Last week, National Security Minister Peter Bunting announced that officers assigned to select police units would soon be required to wear body cameras in light of increasing allegations of extra-judicial killings and professional misconduct.
On Sunday, Holness told attendees at the party’s Area Council One meeting at the Olympic Gardens Civic Centre in Kingston that the use of technology to minimise crime is something that he and members of his team have
been examining.
“I believe that one of the tools that we must bring into crime fighting is technology. So, on that basis I am not going to pour cold water on the attempt of putting in camera, because it is our view, that greater technology, greater infusion of cutting-edge technology, must be brought into the whole business of crime fighting,”
he said.
However, he said he was more interested in seeing the installation of CCTV in critical hot spots in the urban areas.
“That one don’t have any discretion, that when I am going to commit the crime, I turn it off. That one is always on,” he said.
The Opposition leader also suggested that the Government implement a national registration programme so that the State can have records of all its citizens. He noted that a number of people have come to him, in his capacity as a member of Parliament, to sign documents to qualify them for passports, only to realise that they do not have a birth certificate as they were not registered at birth.
“You can’t be born in a country and the State doesn’t know nothing about you seh you born (or) that you exist. Those things must end,” he said, before adding that, “So no more must a man be arrested and you have to wait to ascertain his identity. That mustn’t exist in Jamaica.”
The Opposition leader also took issue with statements from the National Security Minister Peter Bunting, which suggested that crime was not on the rise.
“Nobody in Jamaica take any comfort that you pull statistics to show that crime isn’t rising, because the people in their communities see what is happening and know what they are feeling and they know that no matter what statistics you show them, as far as they can see, crime is rising. It is rising to the level of brutality and gruesomeness,” he asserted.
Holness was also very critical of Education Minister Ronald Thwaites, who last Tuesday presented a report in Parliament that identified 18 schools that were most featured in a study sample of the educational background of inmates. The study was conducted by the Research, Planning and Legal Services Branch of the Jamaica Constabulary Force.
Holness argued that while there was an obvious link between the education system and crime, the release of the report to the public might result in some level of stigmatisation for the schools identified.
“If he (minister) has such a study, then you don’t go public with it, what you do is you call in the principal who is there and say principal, here is some data on the problem, this is a national problem. You use that now to say that we need to make some serious changes in your school,” he said.
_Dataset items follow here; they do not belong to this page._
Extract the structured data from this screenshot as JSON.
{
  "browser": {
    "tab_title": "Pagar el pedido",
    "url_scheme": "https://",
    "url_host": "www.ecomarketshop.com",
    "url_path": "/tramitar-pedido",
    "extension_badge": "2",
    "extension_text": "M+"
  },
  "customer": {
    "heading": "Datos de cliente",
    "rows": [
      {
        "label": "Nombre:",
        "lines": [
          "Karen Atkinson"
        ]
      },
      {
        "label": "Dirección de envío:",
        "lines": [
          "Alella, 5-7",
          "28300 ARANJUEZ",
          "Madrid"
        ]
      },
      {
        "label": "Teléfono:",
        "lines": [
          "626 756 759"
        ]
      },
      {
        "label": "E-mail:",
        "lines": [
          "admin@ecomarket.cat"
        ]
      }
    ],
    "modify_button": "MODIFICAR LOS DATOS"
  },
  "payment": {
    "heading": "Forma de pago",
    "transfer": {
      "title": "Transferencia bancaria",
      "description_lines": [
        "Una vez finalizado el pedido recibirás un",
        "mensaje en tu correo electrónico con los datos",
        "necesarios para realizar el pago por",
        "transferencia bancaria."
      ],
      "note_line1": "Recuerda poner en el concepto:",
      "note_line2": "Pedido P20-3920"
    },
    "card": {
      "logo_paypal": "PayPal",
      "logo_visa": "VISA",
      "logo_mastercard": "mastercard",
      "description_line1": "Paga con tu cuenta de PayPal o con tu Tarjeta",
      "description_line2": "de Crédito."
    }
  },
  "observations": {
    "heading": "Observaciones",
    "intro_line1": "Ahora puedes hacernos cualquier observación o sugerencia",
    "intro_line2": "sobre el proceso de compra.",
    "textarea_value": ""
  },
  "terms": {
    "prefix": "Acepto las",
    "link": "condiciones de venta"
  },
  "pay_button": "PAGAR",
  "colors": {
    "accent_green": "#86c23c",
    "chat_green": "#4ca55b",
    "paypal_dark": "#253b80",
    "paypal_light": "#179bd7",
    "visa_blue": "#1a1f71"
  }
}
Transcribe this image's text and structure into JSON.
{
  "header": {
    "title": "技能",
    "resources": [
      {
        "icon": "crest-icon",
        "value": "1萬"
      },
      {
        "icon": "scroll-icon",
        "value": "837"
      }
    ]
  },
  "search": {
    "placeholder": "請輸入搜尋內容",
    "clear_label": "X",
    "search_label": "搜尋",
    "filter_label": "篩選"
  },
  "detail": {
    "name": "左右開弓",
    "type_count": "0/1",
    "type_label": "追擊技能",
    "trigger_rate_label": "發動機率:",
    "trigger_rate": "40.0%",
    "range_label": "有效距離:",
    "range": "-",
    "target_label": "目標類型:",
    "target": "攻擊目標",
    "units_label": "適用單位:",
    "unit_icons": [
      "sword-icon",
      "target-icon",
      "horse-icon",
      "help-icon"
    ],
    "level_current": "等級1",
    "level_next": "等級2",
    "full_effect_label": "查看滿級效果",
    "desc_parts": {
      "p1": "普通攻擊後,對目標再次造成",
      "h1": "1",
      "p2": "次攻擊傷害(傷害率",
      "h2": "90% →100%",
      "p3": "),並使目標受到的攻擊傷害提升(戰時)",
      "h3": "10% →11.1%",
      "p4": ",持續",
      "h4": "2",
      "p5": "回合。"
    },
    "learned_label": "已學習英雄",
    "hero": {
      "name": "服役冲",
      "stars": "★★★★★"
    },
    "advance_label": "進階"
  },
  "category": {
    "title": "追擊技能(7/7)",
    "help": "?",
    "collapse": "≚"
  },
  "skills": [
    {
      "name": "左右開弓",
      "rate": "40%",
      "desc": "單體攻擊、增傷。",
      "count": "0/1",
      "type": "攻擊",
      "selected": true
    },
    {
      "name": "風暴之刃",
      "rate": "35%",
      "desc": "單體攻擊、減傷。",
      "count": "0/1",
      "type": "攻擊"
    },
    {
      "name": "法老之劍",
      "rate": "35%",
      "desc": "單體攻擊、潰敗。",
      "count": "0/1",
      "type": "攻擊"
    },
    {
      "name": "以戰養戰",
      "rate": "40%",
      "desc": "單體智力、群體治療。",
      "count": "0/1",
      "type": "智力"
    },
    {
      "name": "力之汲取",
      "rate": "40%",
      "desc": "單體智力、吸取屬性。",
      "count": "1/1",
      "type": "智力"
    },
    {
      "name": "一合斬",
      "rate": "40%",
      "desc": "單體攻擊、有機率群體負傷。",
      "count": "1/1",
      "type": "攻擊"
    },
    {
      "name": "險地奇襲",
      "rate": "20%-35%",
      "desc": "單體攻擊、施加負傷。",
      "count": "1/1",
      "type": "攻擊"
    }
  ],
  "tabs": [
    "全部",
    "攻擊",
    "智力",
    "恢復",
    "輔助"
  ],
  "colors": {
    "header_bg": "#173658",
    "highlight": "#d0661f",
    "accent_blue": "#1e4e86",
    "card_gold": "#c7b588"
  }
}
“What I want to hear the minister talk about, is that in some schools, the behaviour of the students is above the capacity of the teachers and the principals to manage and those students disrupt learning for the majority of students and thereby cause the performance of the school to fall. What the minister must be telling us is what special arrangements, what special measures he will make to pull those students out of school who have those serious behavioural problems and treat with them separately.” he argued.